Subió malhumorado la escalera del simpático hotelito de la señora Steinbach. «No estoy dispuesto a sufrir la más insignificante mordacidad —se dijo—, o el más ligero gesto de reproche». Pero no hubo nada de eso. Le recibió con ingenua amistad, como si hubiera estado allí el día antes y no hiciera más de tres meses; quizá un poco más discretamente que entonces.

—El día de San Silvestre —le dijo sonriendo—, estuve escrutando su futuro; ya sabe usted, con plomo diluido en agua. Son supersticiones, de acuerdo; pero cuando el oráculo es agradable, se le puede dar crédito con gusto. Y lo que me dijo el oráculo de usted, lo creo verdaderamente. Me dijo que alcanzaría, al fin, una mujer leal y amada, modesta y desinteresada, joven y graciosa, afecta de todo corazón a usted, al que alegrará la vida; más tarde un par de traviesos y lindos niñitos; en resumen, que dentro de poco será usted feliz.

—¿Ser feliz yo? —repitió, tristemente.

—Sí; feliz. Tan feliz, ciertamente, como pueda ser un hombre en la tierra, aunque, en este momento, no lo crea posible; presiento, creo que va a ser feliz porque tiene usted disposición para la felicidad. Amo ya a su futura mujer sin conocerla. No sé si llegaré a conocerla; espero que sí; será la hora más bella de mi vida. Si no fuera así, salude cordialmente a su prometida en mi nombre y dígale que la bendigo por todo el bien y por toda la ternura que a usted le va a deparar.

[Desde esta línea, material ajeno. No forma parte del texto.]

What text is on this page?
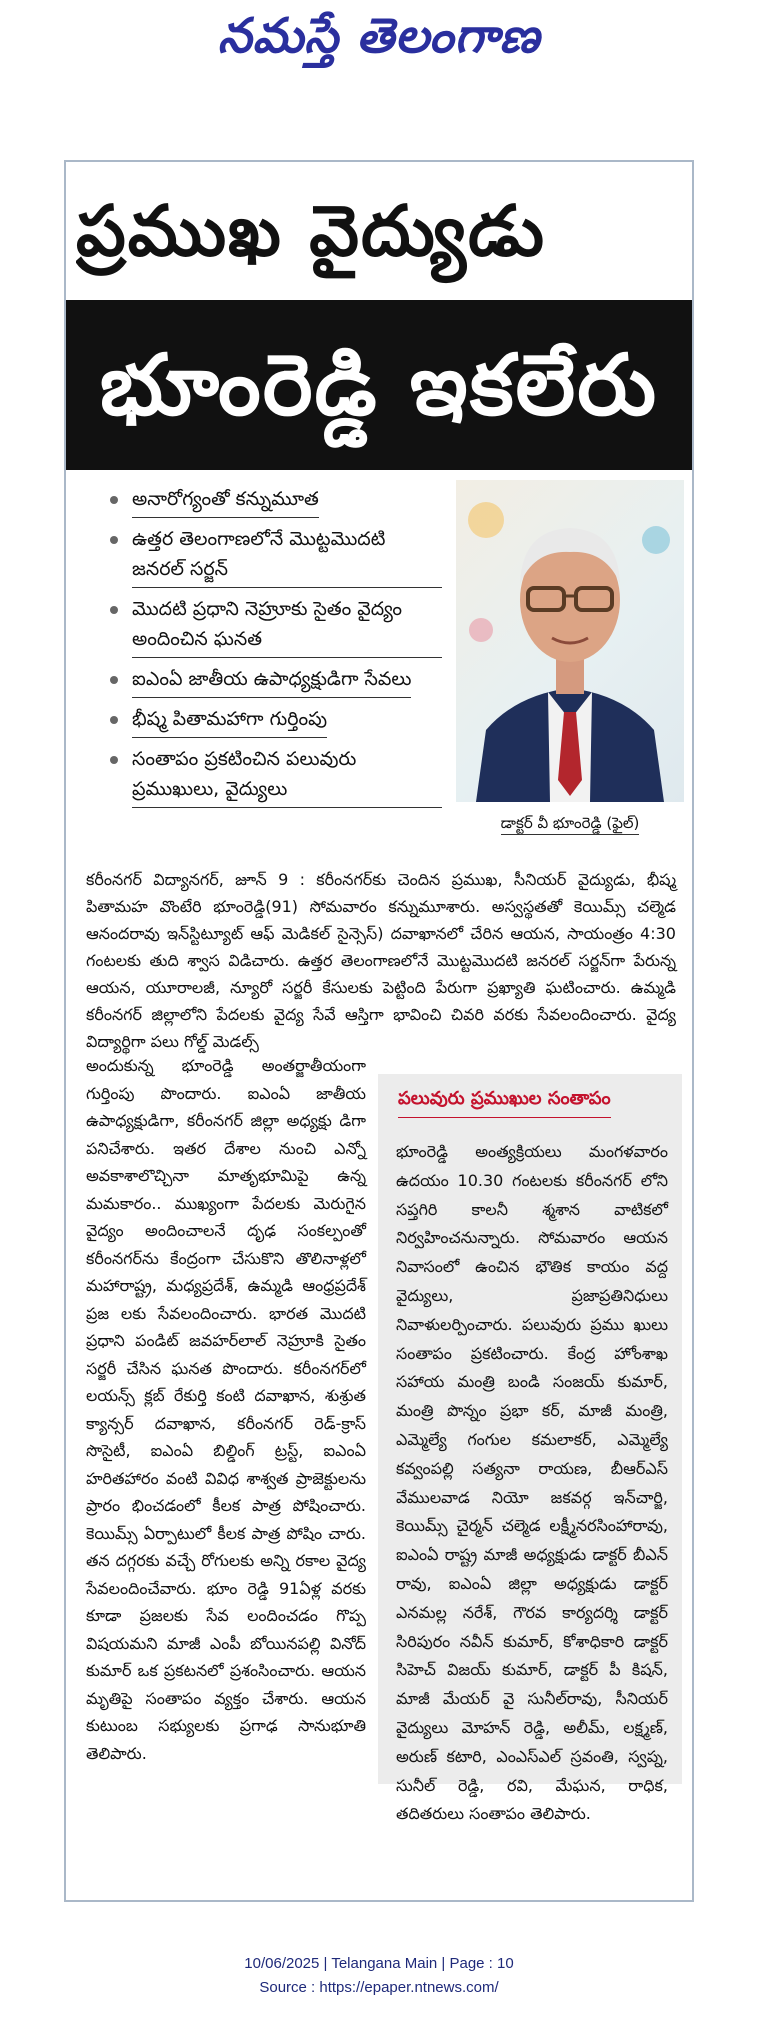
నమస్తే తెలంగాణ
ప్రముఖ వైద్యుడు
భూంరెడ్డి ఇకలేరు
అనారోగ్యంతో కన్నుమూత
ఉత్తర తెలంగాణలోనే మొట్టమొదటి జనరల్ సర్జన్
మొదటి ప్రధాని నెహ్రూకు సైతం వైద్యం అందించిన ఘనత
ఐఎంఏ జాతీయ ఉపాధ్యక్షుడిగా సేవలు
భీష్మ పితామహాగా గుర్తింపు
సంతాపం ప్రకటించిన పలువురు ప్రముఖులు, వైద్యులు
డాక్టర్ వీ భూంరెడ్డి (ఫైల్)
కరీంనగర్ విద్యానగర్, జూన్ 9 : కరీంనగర్‌కు చెందిన ప్రముఖ, సీనియర్ వైద్యుడు, భీష్మ పితామహ వొంటేరి భూంరెడ్డి(91) సోమవారం కన్నుమూశారు. అస్వస్థతతో కెయిమ్స్ చల్మెడ ఆనందరావు ఇన్‌స్టిట్యూట్ ఆఫ్ మెడికల్ సైన్సెస్) దవాఖానలో చేరిన ఆయన, సాయంత్రం 4:30 గంటలకు తుది శ్వాస విడిచారు. ఉత్తర తెలంగాణలోనే మొట్టమొదటి జనరల్ సర్జన్‌గా పేరున్న ఆయన, యూరాలజీ, న్యూరో సర్జరీ కేసులకు పెట్టింది పేరుగా ప్రఖ్యాతి ఘటించారు. ఉమ్మడి కరీంనగర్ జిల్లాలోని పేదలకు వైద్య సేవే ఆస్తిగా భావించి చివరి వరకు సేవలందించారు. వైద్య విద్యార్థిగా పలు గోల్డ్ మెడల్స్
అందుకున్న భూంరెడ్డి అంతర్జాతీయంగా గుర్తింపు పొందారు. ఐఎంఏ జాతీయ ఉపాధ్యక్షుడిగా, కరీంనగర్ జిల్లా అధ్యక్షు డిగా పనిచేశారు. ఇతర దేశాల నుంచి ఎన్నో అవకాశాలొచ్చినా మాతృభూమిపై ఉన్న మమకారం.. ముఖ్యంగా పేదలకు మెరుగైన వైద్యం అందించాలనే దృఢ సంకల్పంతో కరీంనగర్‌ను కేంద్రంగా చేసుకొని తొలినాళ్లలో మహారాష్ట్ర, మధ్యప్రదేశ్, ఉమ్మడి ఆంధ్రప్రదేశ్ ప్రజ లకు సేవలందించారు. భారత మొదటి ప్రధాని పండిట్ జవహర్‌లాల్ నెహ్రూకి సైతం సర్జరీ చేసిన ఘనత పొందారు. కరీంనగర్‌లో లయన్స్ క్లబ్ రేకుర్తి కంటి దవాఖాన, శుశ్రుత క్యాన్సర్ దవాఖాన, కరీంనగర్ రెడ్-క్రాస్ సొసైటీ, ఐఎంఏ బిల్డింగ్ ట్రస్ట్, ఐఎంఏ హరితహారం వంటి వివిధ శాశ్వత ప్రాజెక్టులను ప్రారం భించడంలో కీలక పాత్ర పోషించారు. కెయిమ్స్ ఏర్పాటులో కీలక పాత్ర పోషిం చారు. తన దగ్గరకు వచ్చే రోగులకు అన్ని రకాల వైద్య సేవలందించేవారు. భూం రెడ్డి 91ఏళ్ల వరకు కూడా ప్రజలకు సేవ లందించడం గొప్ప విషయమని మాజీ ఎంపీ బోయినపల్లి వినోద్ కుమార్ ఒక ప్రకటనలో ప్రశంసించారు. ఆయన మృతిపై సంతాపం వ్యక్తం చేశారు. ఆయన కుటుంబ సభ్యులకు ప్రగాఢ సానుభూతి తెలిపారు.
పలువురు ప్రముఖుల సంతాపం
భూంరెడ్డి అంత్యక్రియలు మంగళవారం ఉదయం 10.30 గంటలకు కరీంనగర్ లోని సప్తగిరి కాలనీ శ్మశాన వాటికలో నిర్వహించనున్నారు. సోమవారం ఆయన నివాసంలో ఉంచిన భౌతిక కాయం వద్ద వైద్యులు, ప్రజాప్రతినిధులు నివాళులర్పించారు. పలువురు ప్రము ఖులు సంతాపం ప్రకటించారు. కేంద్ర హోంశాఖ సహాయ మంత్రి బండి సంజయ్ కుమార్, మంత్రి పొన్నం ప్రభా కర్, మాజీ మంత్రి, ఎమ్మెల్యే గంగుల కమలాకర్, ఎమ్మెల్యే కవ్వంపల్లి సత్యనా రాయణ, బీఆర్ఎస్ వేములవాడ నియో జకవర్గ ఇన్‌చార్జి, కెయిమ్స్ చైర్మన్ చల్మెడ లక్ష్మీనరసింహారావు, ఐఎంఏ రాష్ట్ర మాజీ అధ్యక్షుడు డాక్టర్ బీఎన్ రావు, ఐఎంఏ జిల్లా అధ్యక్షుడు డాక్టర్ ఎనమల్ల నరేశ్, గౌరవ కార్యదర్శి డాక్టర్ సిరిపురం నవీన్ కుమార్, కోశాధికారి డాక్టర్ సిహెచ్ విజయ్ కుమార్, డాక్టర్ పీ కిషన్, మాజీ మేయర్ వై సునీల్‌రావు, సీనియర్ వైద్యులు మోహన్ రెడ్డి, అలీమ్, లక్ష్మణ్, అరుణ్ కటారి, ఎంఎస్ఎల్ స్రవంతి, స్వప్న, సునీల్ రెడ్డి, రవి, మేఘన, రాధిక, తదితరులు సంతాపం తెలిపారు.
10/06/2025 | Telangana Main | Page : 10
Source : https://epaper.ntnews.com/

«¡Su mujer, su prometida!». ¡Qué palabras! ¡Qué ideas! Y ebrio de tristeza, se encaminó a casa del director.

La encontró en el recibidor, con su hijo en los brazos, alegre por ser el día que era, por los regalos y por las visitas. Le ofreció la mano con toda lealtad, un poco indolente, mientras pronunciaba la acostumbrada salutación:

—Le deseo salud y muchas felicidades para el Nuevo Año.

¿Había oído bien? ¡Ella le deseaba la felicidad! ¡Ella! Vencido por una brusca oleada de desconsuelo, abandonó la casa sin devolverle el saludo, sin despedirse («decididamente, Víctor era un ser cómico»), corrió por las calles menos transitadas, se internó por los arrabales —¡oh, esta ciudad que no acababa nunca, las gentes numerosas, las miradas curiosas!— en dirección hacia el bosque salvador. Pero no llegó hasta él, pues apenas divisó a lo lejos la copa de los abetos hospitalarios, cayó al suelo, presa de disparatados sollozos. Allí le servía de poco el dominio de sí mismo y la vergüenza; así como el que ha ingerido arsénico cae en medio de la gente, se retuerce en espasmos y no puede por menos de sollozar, aunque sabe que no es conveniente. «Ciertamente, lo estoy», respondió su cuerpo, al oír decir compasivamente a una mujer que pasaba: «Ahí hay un hombre muerto».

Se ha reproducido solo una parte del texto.